Ensemble Tumbash Höömij: Vol. II
(Face Music Switzerland, 2000)
Comparison is a reviewer's fallback, especially when writing about music. Unfortunately, it doesn't work when the reader hasn't heard the music used as the basis of comparison. And sometimes it doesn't work, period. Some music sounds only like itself, defying easy classification. Ensemble Tumbash and their work in Höömij: Vol II is a perfect example.
Ensemble Tumbash performs traditional music from Mongolia, and those not familiar with traditional Mongolian music will have almost no frame of reference. Hoomij, in particular, is Mongolian throat singing, and sounds like no other instrument on earth. Throat singing could perhaps claim some distant kinship with the unearthly sound of the didgeridoo or the percussive winds of the various mouth harps. Linked with traditional instruments, it has been used to tell of love and war, remember treaties and explain the universe. Ensemble Tumbash offers a hint of that long history in the 10 tracks on this album.
Hoomij is capable of great variety on its own, sinking bone-rattlingly low or rising high as a mosquito drone. It possesses a primal, sometimes eerie quality, summoning up the spirit of landscapes and wild creatures while holding onto the empathy and intelligence of the human voice. To those of us who don't know how to translate it, the throat singing carries its message through feel and by dialogue with the instruments that back it. Traditional Mongolian instruments are somewhat similar to Chinese instruments, but with a rougher sound and often sparser arrangements. Stringed instruments like the yoochin and shudraga are used percussively more than in Western music, with wind instruments often carrying the melodies. The arrangements and rhythms of the pieces featured on Hoomij are even and settled, sometimes to the point of a trance-causing monotony. The growling, sometimes eerie throat singing combines with the supporting instruments to create a surprisingly beautiful sound. This production of it is unusually sharp and clear, allowing the fine shadings of pitch and tone in the singing to come through.

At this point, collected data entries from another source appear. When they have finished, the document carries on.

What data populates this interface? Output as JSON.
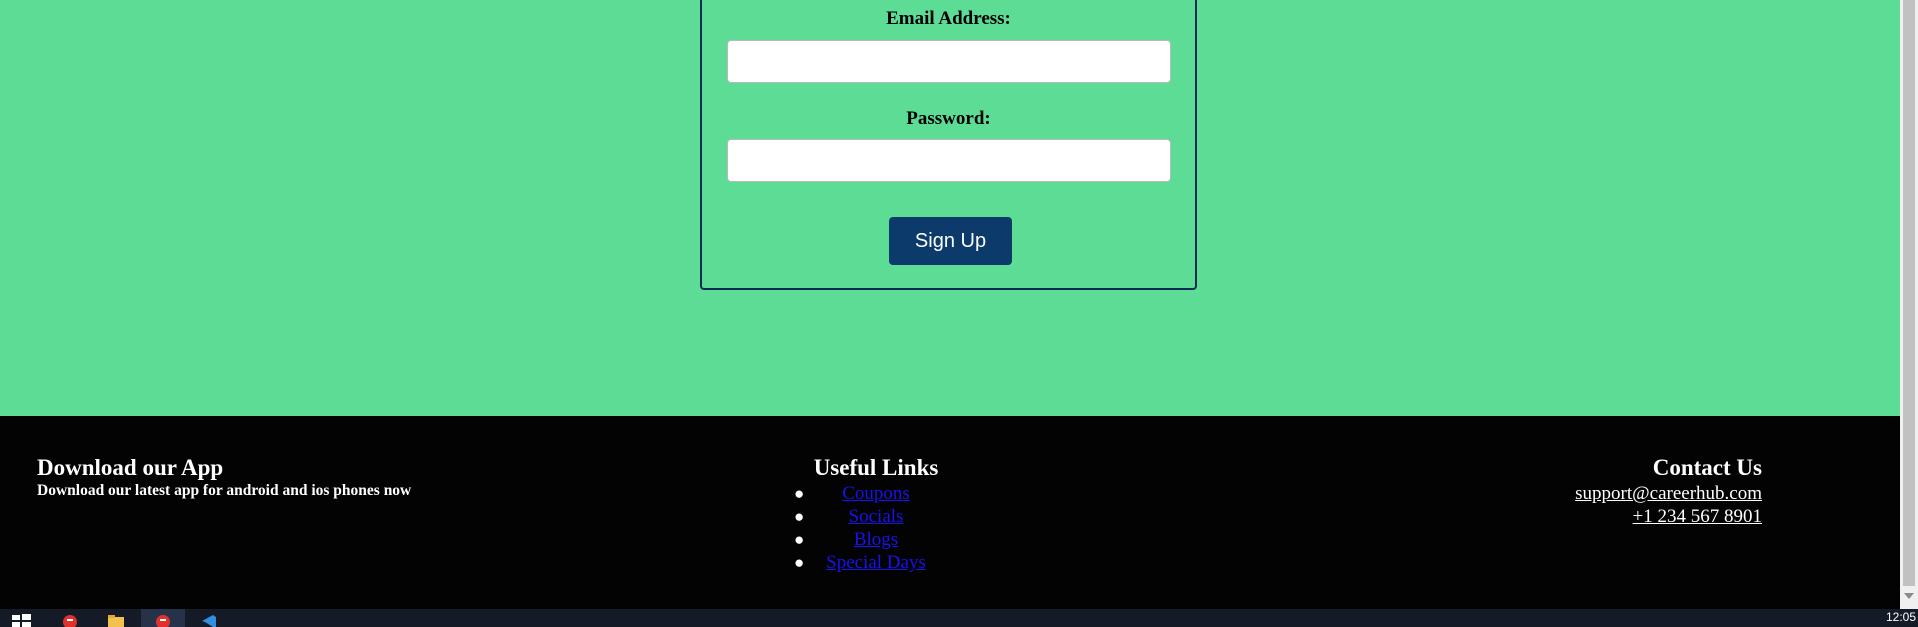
{
  "form": {
    "email_label": "Email Address:",
    "email_value": "",
    "password_label": "Password:",
    "password_value": "",
    "signup_label": "Sign Up"
  },
  "footer": {
    "app": {
      "title": "Download our App",
      "subtitle": "Download our latest app for android and ios phones now"
    },
    "links": {
      "title": "Useful Links",
      "items": [
        "Coupons",
        "Socials",
        "Blogs",
        "Special Days"
      ]
    },
    "contact": {
      "title": "Contact Us",
      "email": "support@careerhub.com",
      "phone": "+1 234 567 8901"
    }
  },
  "taskbar": {
    "clock": "12:05",
    "icons": [
      "windows-start-icon",
      "app-icon",
      "file-explorer-icon",
      "app-icon-active",
      "vscode-icon"
    ]
  },
  "colors": {
    "page_background": "#5cdc95",
    "form_border": "#0b2b55",
    "button": "#0b3a6b",
    "footer_background": "#030303",
    "link": "#1a10f0",
    "taskbar": "#141a26"
  }
}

Ensemble Tumbash may defy musical comparison, but the work is so evocative it finds echoes in the other senses. There is a comforting warmth to throat singing, a bright and colorful sense of pattern in the music. It creates landscapes and conversations, fills the room with clear wild air or the drum of horse's hooves. In epics like "Dorvon nast kholog naatar" or tales of daily pleasure like "Sahrgyin sahrgyin joroo," the ensemble shares an experience that goes beyond words.